Despite intensive lobbying from industry groups, multiple amendments before its effective date, and extensive proposed regulations from the California attorney general, the California Consumer Privacy Act (CCPA) went into effect earlier this month with still many questions left unanswered:

While these questions are on many businesses’ – and privacy attorneys’ – radar, one issue that may be resolved soon relates to clinical research data. If passed, proposed amendment AB 713 would harmonize the CCPA with the de-identification standards set forth in the Health Insurance Portability and Accountability Act and its implementing regulations (“HIPAA”) and provide other important clarifications for life sciences companies, medical researchers, and health care providers. Specifically, AB 713 covers five major principles:

  1. HIPAA De-identification. Although the CCPA already excludes de-identified data from its definition of personal information if general technical safeguards and business processes are used, the CCPA does not provide further insight into the specific standards required for de-identification. AB 713 specifically excludes personal information if that information (a) has been de-identified pursuant to the two methodologies permitted under HIPAA: by expert determination or by removal of the specified 18 identifiers, (b) is derived from protected health information (PHI) as defined by HIPAA, “medical information” as defined by the California Confidentiality of Medical Information Act (CMIA), individually identifiable health information as defined by HIPAA, or identifiable private information subject to the Federal Policy for the Protection of Human Subjects (Common Rule), and (c) a business or its business associates does not reidentify or attempt to reidentify the de-identified personal information.
  2. Privacy Disclosures. Although AB 713 exempts de-identified data, subject to the framework above, from the CCPA, it adds a disclosure requirement for such information. Under the proposed amendment, a business that discloses or sells such information must disclose (a) that the business discloses or sells de-identified health information in its online privacy policy and (b) which de-identification method was used for de-identification.
  3. Business Associates. AB 713 exempts HIPAA business associates to the extent that they use and disclose PHI in accordance with the requirements of HIPAA, even if the underlying PHI was not technically subject to HIPAA (for example, if the medical provider gathering PHI does not accept insurance).
  4. Medical Research. AB 713 provides an exception to the CCPA for personal information collected for or used in biomedical research that is subject to institutional review board (IRB) standards and the ethics and privacy laws of the Common Rule, good clinical practice guidelines issued by the International Council for Harmonisation, or human subject protection requirements of the Food and Drug Administration. AB 713 also revises the existing clinical trial exemption to make it clear that either of the three listed standards could apply. Together, the proposed new language and revisions would provide much-needed clarity and relief to health care and life sciences companies who have had ongoing questions about the scope of the clinical research exemptions to the CCPA.
  5. Product and Medical Device Tracking. AB 713 also provides a limited carveout for personal information collected by a business for product registration and tracking consistent with U.S. Food and Drug Administration (FDA) regulations, activities related to quality, safety or effectiveness regulated by the FDA, or for other federally regulated public health activities and purposes. This exemption, however, applies only to some of the provisions of the CCPA; the disclosure and breach enforcement provisions would still apply.

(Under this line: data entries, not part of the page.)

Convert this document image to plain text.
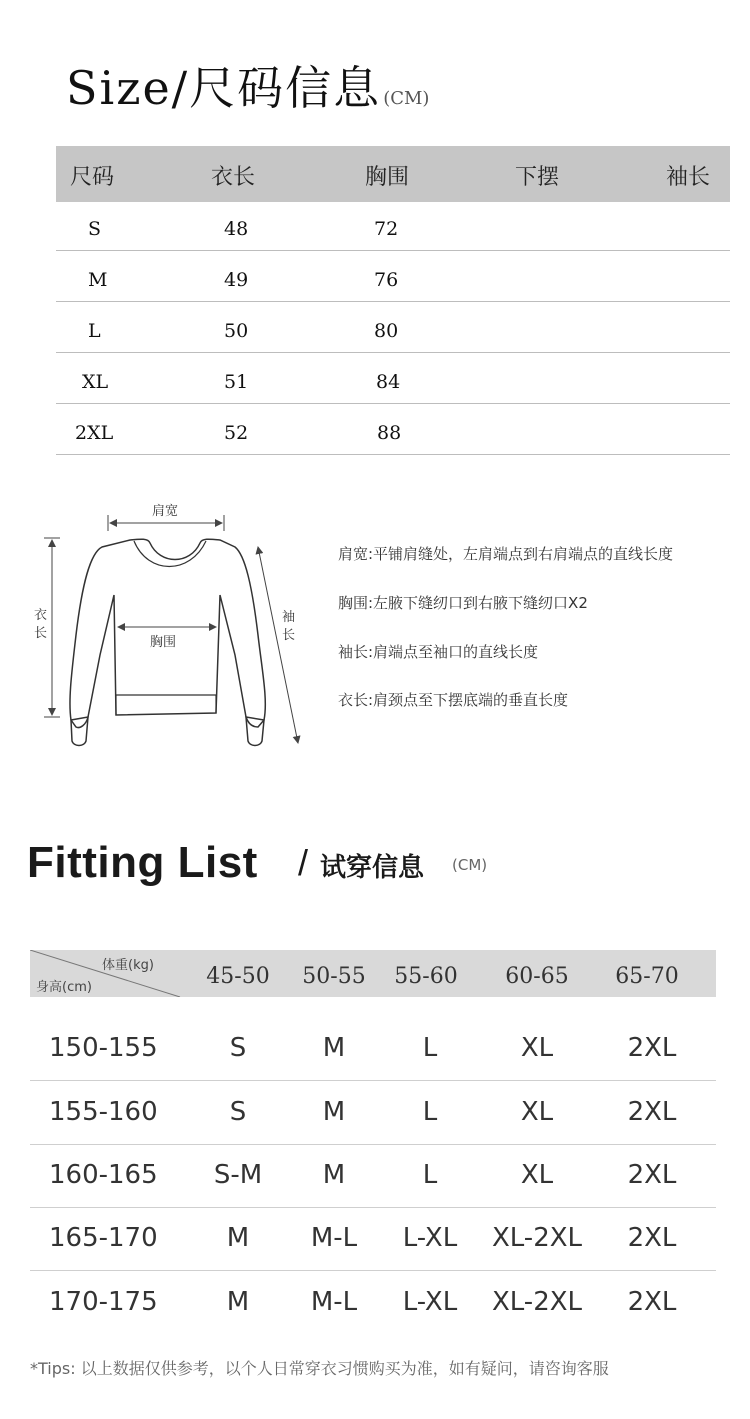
Size/尺码信息 (CM)
尺码	衣长	胸围	下摆	袖长
S	48	72
M	49	76
L	50	80
XL	51	84
2XL	52	88
肩宽
胸围
衣长
袖长
肩宽:平铺肩缝处，左肩端点到右肩端点的直线长度
胸围:左腋下缝纫口到右腋下缝纫口X2
袖长:肩端点至袖口的直线长度
衣长:肩颈点至下摆底端的垂直长度
Fitting List / 试穿信息 (CM)
体重(kg)
身高(cm)	45-50	50-55	55-60	60-65	65-70
150-155	S	M	L	XL	2XL
155-160	S	M	L	XL	2XL
160-165	S-M	M	L	XL	2XL
165-170	M	M-L	L-XL	XL-2XL	2XL
170-175	M	M-L	L-XL	XL-2XL	2XL
*Tips: 以上数据仅供参考，以个人日常穿衣习惯购买为准，如有疑问，请咨询客服
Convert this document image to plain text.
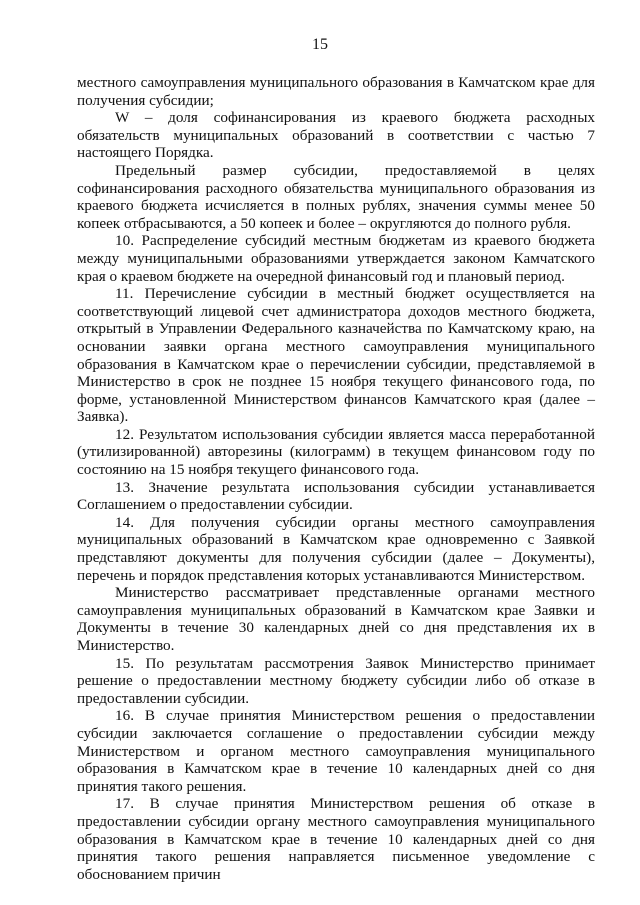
15

местного самоуправления муниципального образования в Камчатском крае для получения субсидии;

W – доля софинансирования из краевого бюджета расходных обязательств муниципальных образований в соответствии с частью 7 настоящего Порядка.

Предельный размер субсидии, предоставляемой в целях софинансирования расходного обязательства муниципального образования из краевого бюджета исчисляется в полных рублях, значения суммы менее 50 копеек отбрасываются, а 50 копеек и более – округляются до полного рубля.

10. Распределение субсидий местным бюджетам из краевого бюджета между муниципальными образованиями утверждается законом Камчатского края о краевом бюджете на очередной финансовый год и плановый период.

11. Перечисление субсидии в местный бюджет осуществляется на соответствующий лицевой счет администратора доходов местного бюджета, открытый в Управлении Федерального казначейства по Камчатскому краю, на основании заявки органа местного самоуправления муниципального образования в Камчатском крае о перечислении субсидии, представляемой в Министерство в срок не позднее 15 ноября текущего финансового года, по форме, установленной Министерством финансов Камчатского края (далее – Заявка).

12. Результатом использования субсидии является масса переработанной (утилизированной) авторезины (килограмм) в текущем финансовом году по состоянию на 15 ноября текущего финансового года.

13. Значение результата использования субсидии устанавливается Соглашением о предоставлении субсидии.

14. Для получения субсидии органы местного самоуправления муниципальных образований в Камчатском крае одновременно с Заявкой представляют документы для получения субсидии (далее – Документы), перечень и порядок представления которых устанавливаются Министерством.

Министерство рассматривает представленные органами местного самоуправления муниципальных образований в Камчатском крае Заявки и Документы в течение 30 календарных дней со дня представления их в Министерство.

15. По результатам рассмотрения Заявок Министерство принимает решение о предоставлении местному бюджету субсидии либо об отказе в предоставлении субсидии.

16. В случае принятия Министерством решения о предоставлении субсидии заключается соглашение о предоставлении субсидии между Министерством и органом местного самоуправления муниципального образования в Камчатском крае в течение 10 календарных дней со дня принятия такого решения.

17. В случае принятия Министерством решения об отказе в предоставлении субсидии органу местного самоуправления муниципального образования в Камчатском крае в течение 10 календарных дней со дня принятия такого решения направляется письменное уведомление с обоснованием причин
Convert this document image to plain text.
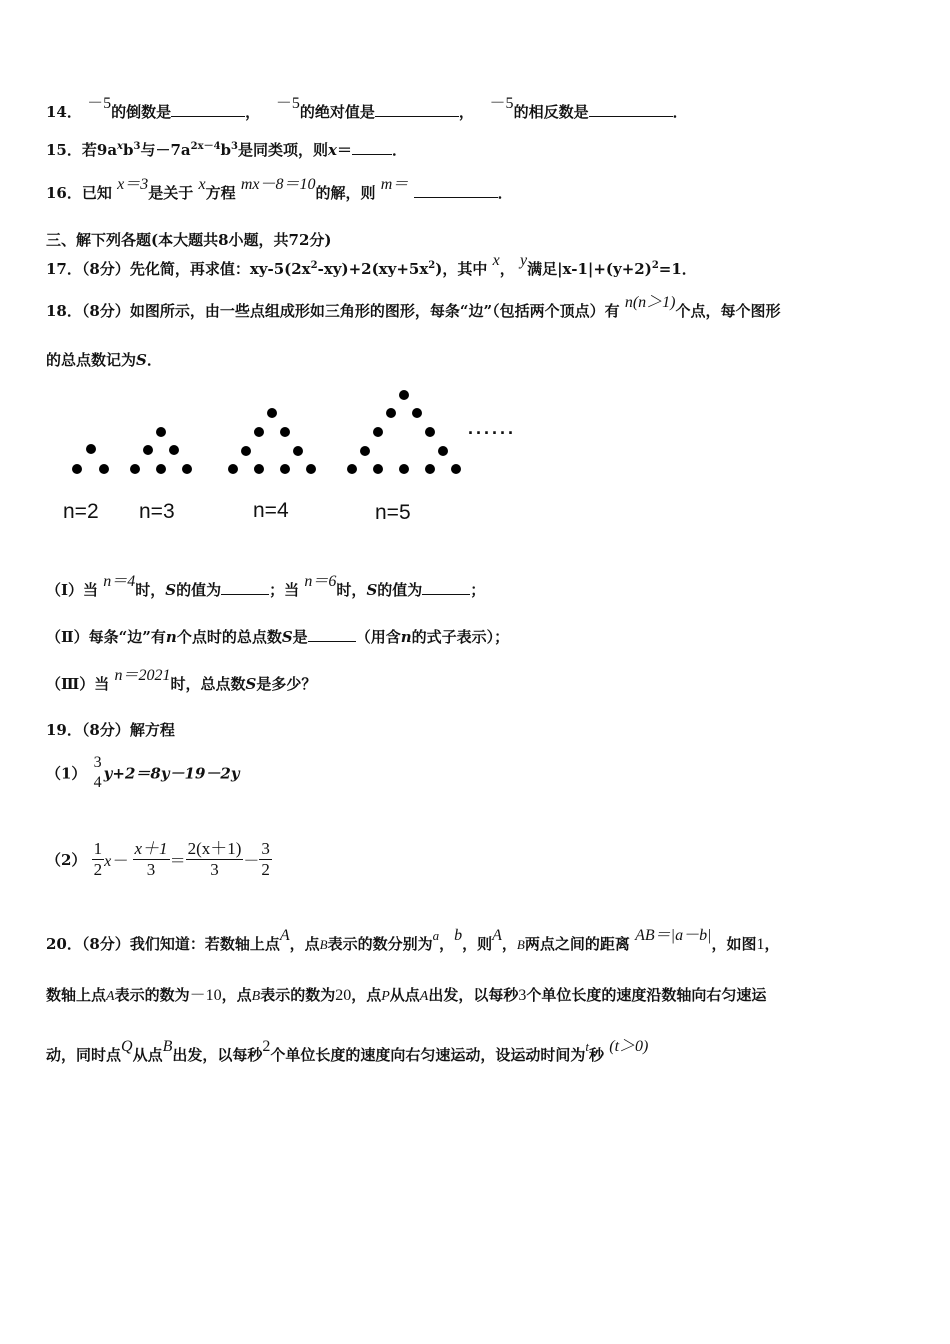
14． －5的倒数是	， －5的绝对值是	， －5的相反数是	．
15．若$9a^xb^3$与$-7a^{2x-4}b^3$是同类项，则x＝	．
16．已知 x＝3是关于 x方程 mx－8＝10的解，则 m＝	．
三、解下列各题(本大题共8小题，共72分)
17．（8分）先化简，再求值：$xy-5(2x^2-xy)+2(xy+5x^2)$，其中 x， y满足$|x-1|+(y+2)^2=1$．
18．（8分）如图所示，由一些点组成形如三角形的图形，每条“边”（包括两个顶点）有 n(n＞1)个点，每个图形
的总点数记为S．
......
n=2 n=3	n=4	n=5
（Ⅰ）当 n＝4时，S的值为	；当 n＝6时，S的值为	；
（Ⅱ）每条“边”有n个点时的总点数S是	（用含n的式子表示）；
（Ⅲ）当 n＝2021时，总点数S是多少？
19．（8分）解方程
（1）
3
4 y+2＝8y－19－2y
$(2) \frac{1}{2} x- \frac{x+1}{3} = \frac{2(x+1)}{3} - \frac{3}{2}$
20．（8分）我们知道：若数轴上点A，点B表示的数分别为a，b，则A，B两点之间的距离 AB＝|a－b|，如图1，
数轴上点A表示的数为－10，点B表示的数为20，点P从点A出发，以每秒3个单位长度的速度沿数轴向右匀速运
动，同时点Q从点B出发，以每秒2个单位长度的速度向右匀速运动，设运动时间为t秒 (t＞0)
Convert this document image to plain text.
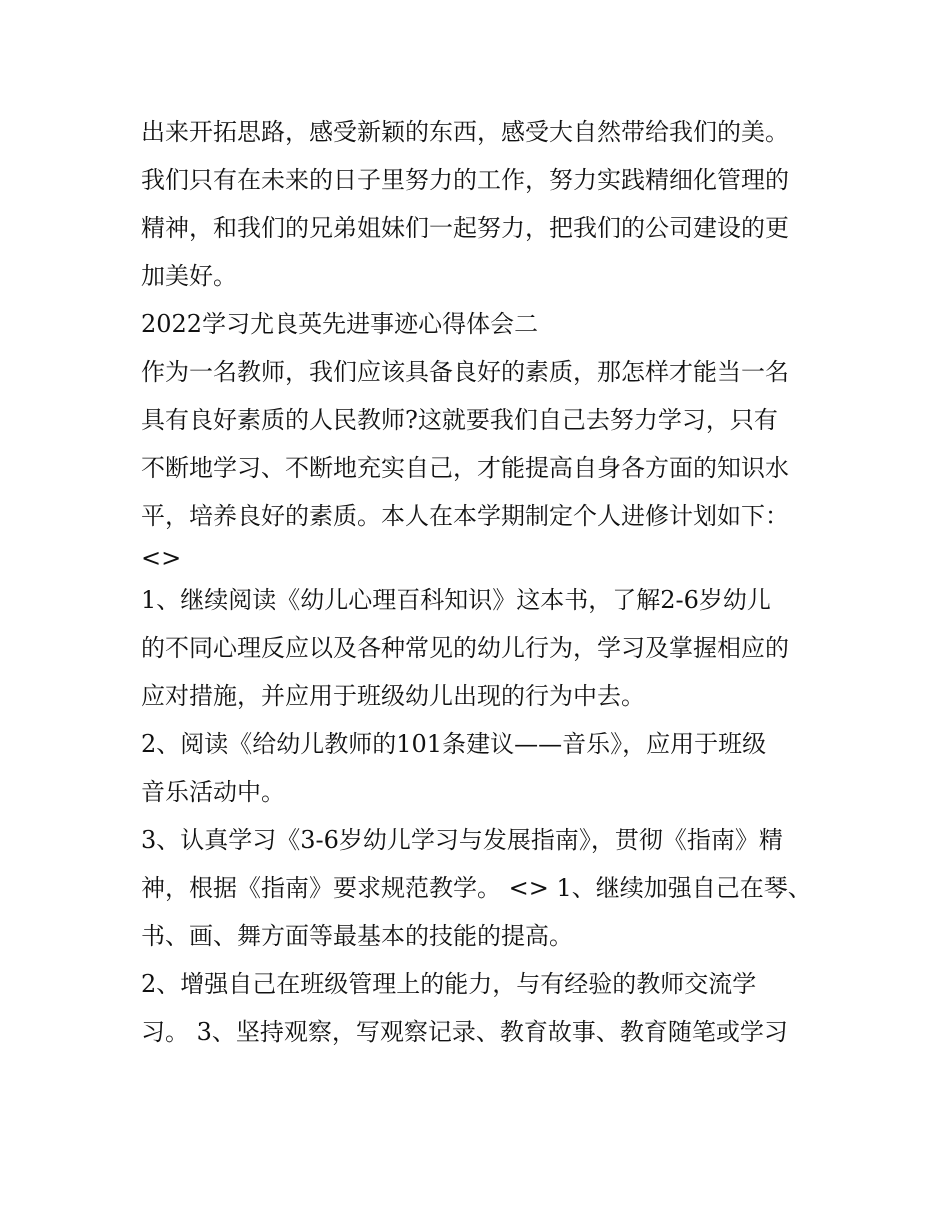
出来开拓思路，感受新颖的东西，感受大自然带给我们的美。
我们只有在未来的日子里努力的工作，努力实践精细化管理的
精神，和我们的兄弟姐妹们一起努力，把我们的公司建设的更
加美好。
2022学习尤良英先进事迹心得体会二
作为一名教师，我们应该具备良好的素质，那怎样才能当一名
具有良好素质的人民教师?这就要我们自己去努力学习，只有
不断地学习、不断地充实自己，才能提高自身各方面的知识水
平，培养良好的素质。本人在本学期制定个人进修计划如下：
<>
1、继续阅读《幼儿心理百科知识》这本书，了解2-6岁幼儿
的不同心理反应以及各种常见的幼儿行为，学习及掌握相应的
应对措施，并应用于班级幼儿出现的行为中去。
2、阅读《给幼儿教师的101条建议——音乐》，应用于班级
音乐活动中。
3、认真学习《3-6岁幼儿学习与发展指南》，贯彻《指南》精
神，根据《指南》要求规范教学。 <> 1、继续加强自己在琴、
书、画、舞方面等最基本的技能的提高。
2、增强自己在班级管理上的能力，与有经验的教师交流学
习。 3、坚持观察，写观察记录、教育故事、教育随笔或学习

At the time of this writing, AB 713 passed unanimously out of the California Senate Health Committee and has been referred to the judiciary committee. AB 713 currently has significant support from life sciences, pharmaceutical, and medical research groups and no apparent opposition.


As businesses seek to substantially comply with an ambiguous new law, the legislature’s amendment process will hopefully be a source of guidance over the coming year. It is promising that the legislature is already working to find a balance between consumer data protections and medical innovations that could lead to more effective medications, less invasive procedures, easier disease detection, and life-saving treatments. While we wait for additional guidance, businesses should continue their CCPA compliance efforts, but they should also watch the amendment process to see what the legislature does next.